The v1.1 update adds eight agents to the platform's original roster, now covering pentesting, forensics, red team operations, compliance auditing, OSINT, and adversarial analysis. A new DAG workflow automation engine enables chaining of agents, conditional logic, and HTTP calls into security pipelines. Smart AI provider routing supports Ollama for fully air-gapped deployments, Claude API, and OpenAI Codex, with per-agent selection and configurable fallback chains. A new Kali Linux bridge container brings 11 specialist tools — including nmap, nuclei, nikto, and sqlmap — into the Docker Compose stack, eliminating the need for a separate penetration testing environment alongside the platform. The MCP server now exposes 37 tools, 7 resources, and 8 prompts over Streamable HTTP transport, making Vigil callable security infrastructure for Claude Desktop, Claude Code, and Cursor.

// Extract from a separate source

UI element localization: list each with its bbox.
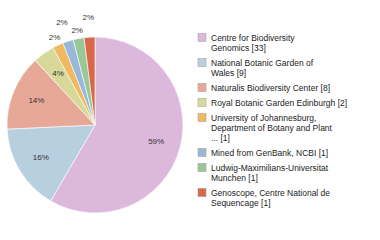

Architecturally, Vigil is deliberately minimal: a single Express.js process with only six npm dependencies, a vanilla JavaScript frontend with 37 dashboard views, and optional PostgreSQL that falls back to JSON file storage. Security hardening includes PBKDF2 password hashing, AES-256-GCM encrypted credential vault, TOTP two-factor authentication, and RBAC with Admin, Analyst, and Viewer roles. The BYOK model — users supply their own Claude CLI or Codex CLI credentials — means zero AI inference costs are embedded in the product itself, a structural contrast with SaaS-wrapped LLM security tools that pass inference costs through to customers.
Enterprise SOAR platforms from Palo Alto, Splunk, and IBM carry six-figure annual licenses. Mid-market options like Torq and Tines are SaaS-first. On the open-source side, Wazuh, TheHive, and Security Onion don't treat autonomous agent orchestration or MCP integration as first-class primitives — though none of those projects was built with that goal. Vigil occupies a different design point: AGPL-3.0, air-gapped via Ollama, with DAG-driven agent orchestration as the core abstraction rather than a bolt-on. How much traction a platform run by a small LLC can gain in a market dominated by well-funded incumbents and a growing field of AI-native security startups is unclear. The project is available at github.com/vigil-agency/vigil.